Government Assistance with mortgage
Risky Business: Government Mortgage Insurance Programs
W. Scott Frame, Kristoper Gerardi, and Joseph Tracy
Homeownership has long been a U.S. public policy goal. One of the many ways that the federal government subsidizes homeownership is through mortgage insurance programs operated by the Federal Housing Administration (FHA), the Department of Veterans Affairs (VA), and the USDA’s Rural Housing Service (RHS). These programs facilitate home financing opportunities for first-time and low- and moderate-income homebuyers. Virtually all of these government-insured mortgages are securitized by Ginnie Mae, a government agency that guarantees the timely payment of principal and interest of these loans to investors that purchase the securities. That is, the U.S. taxpayers assume the credit risk on these mortgages. In this post, we assess the riskiness of these loans.
Although the exact terms and conditions for each government mortgage insurance program are different, a common thread is that their borrower profiles are generally quite risky. These loans are typically characterized by significant leverage and borrowers often have checkered credit histories as evidenced by very low credit scores. For example, the FHA program allows for mortgages with an original loan-to-value (LTV) ratio of up to 96.5 percent; and such loans are also subject to an upfront mortgage insurance premium that is typically rolled into the loan balance, which further raises the initial LTV.
The lack of upfront equity implies that FHA mortgage borrowers are at greater risk of default than conventional mortgage borrowers. Highly leveraged borrowers might also be expected to behave like “renters with debt, ” as opposed to “owners with equity, ” and hence not generate the perceived social benefits of homeownership early in the life of the mortgage. These highly leveraged government-insured loans are also typically issued to borrowers with weak to poor credit histories, further increasing the risk of default and foreclosure. Borrowers with poor credit histories are more likely to face adverse income shocks and the combination of negative equity and a high risk of adverse income shocks implies that these mortgages are at high risk of default.

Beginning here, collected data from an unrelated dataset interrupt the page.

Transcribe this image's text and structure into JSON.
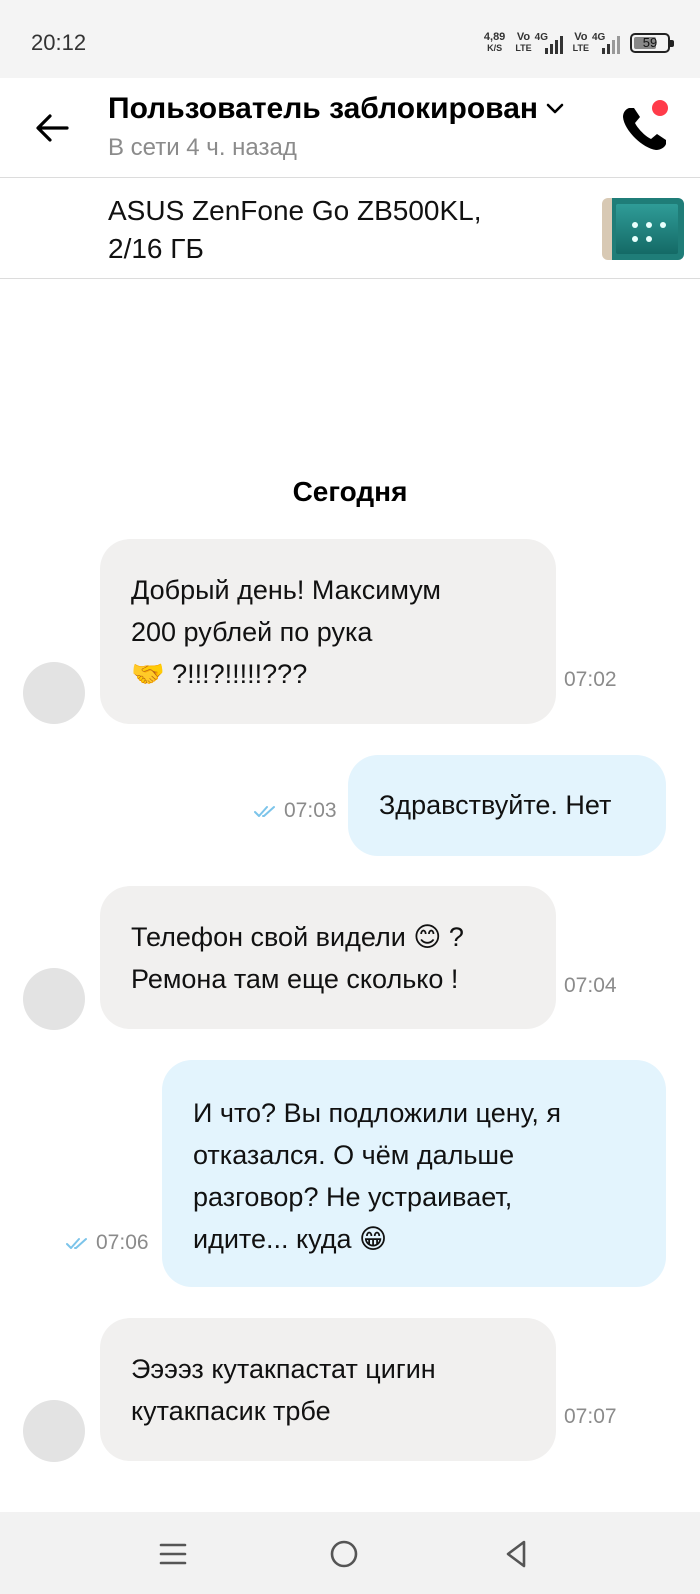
{
  "status_bar": {
    "time": "20:12",
    "net_speed_value": "4,89",
    "net_speed_unit": "K/S",
    "sim1_label_top": "Vo",
    "sim1_label_bottom": "LTE",
    "sim1_net": "4G",
    "sim2_label_top": "Vo",
    "sim2_label_bottom": "LTE",
    "sim2_net": "4G",
    "battery": "59"
  },
  "header": {
    "title": "Пользователь заблокирован",
    "subtitle": "В сети 4 ч. назад",
    "back_icon": "arrow-left-icon",
    "dropdown_icon": "chevron-down-icon",
    "call_icon": "phone-icon",
    "notification_color": "#ff3b4a"
  },
  "product": {
    "title_line1": "ASUS ZenFone Go ZB500KL,",
    "title_line2": "2/16 ГБ"
  },
  "chat": {
    "date": "Сегодня",
    "messages": [
      {
        "direction": "in",
        "lines": [
          "Добрый день! Максимум",
          "200 рублей по рука",
          "🤝 ?!!!?!!!!!???"
        ],
        "time": "07:02"
      },
      {
        "direction": "out",
        "lines": [
          "Здравствуйте. Нет"
        ],
        "time": "07:03",
        "read": true
      },
      {
        "direction": "in",
        "lines": [
          "Телефон свой видели 😊 ?",
          "Ремона там еще сколько !"
        ],
        "time": "07:04"
      },
      {
        "direction": "out",
        "lines": [
          "И что? Вы подложили цену, я",
          "отказался. О чём дальше",
          "разговор? Не устраивает,",
          "идите... куда 😁"
        ],
        "time": "07:06",
        "read": true
      },
      {
        "direction": "in",
        "lines": [
          "Ээээз кутакпастат цигин",
          "кутакпасик трбе"
        ],
        "time": "07:07"
      }
    ]
  },
  "colors": {
    "incoming_bubble": "#f1f0ef",
    "outgoing_bubble": "#e3f4fd",
    "read_ticks": "#7cc4ea"
  },
  "navbar": {
    "menu_icon": "menu-icon",
    "home_icon": "home-circle-icon",
    "back_icon": "back-triangle-icon"
  }
}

The table below summarizes annual data for Ginnie Mae securitized loans included in the Lender Processing Services (LPS) data that were originated between 2000 and 2011. Before the start of the housing bust in 2007, the median LTV for these loans was generally around 98 percent and the borrower’s median credit score was below 650. More striking is that in several years more than 10 percent of government-insured loans had LTVs over 101 percent and one-quarter were made to borrowers with FICO scores in the low 600s and below.
In the post-crisis period after 2008, borrower credit scores for Ginnie Mae-securitized mortgages were markedly higher across the board. This evolution likely reflects both supply-side and demand-side factors. On the supply-side, mortgage originators may have established minimum FICO cutoffs in an effort to reduce compliance risk. In the underlying data you clearly see a lower FICO bound of 620 for loans originated after 2008, which suggests this may have been the case. On the demand-side, there was substitution by borrowers with higher credit scores toward government mortgage insurance as the private mortgage insurance industry retrenched by markedly raising premiums and limiting access in the hardest-hit geographic areas.
The use of government mortgage insurance programs has varied significantly in recent years. During the housing boom from 2000 to 2005, such loans comprised less than 3 percent of mortgage originations, as the privately insured subprime market accounted for about 20 percent of new loans. However, after the collapse of new subprime lending in 2007, government insurance programs rapidly expanded and more than filled the void. The chart below illustrates these patterns. The market share of government-insured mortgages reached a peak of almost 35 percent in 2009, and has held relatively steady at around 20 percent over the past four years.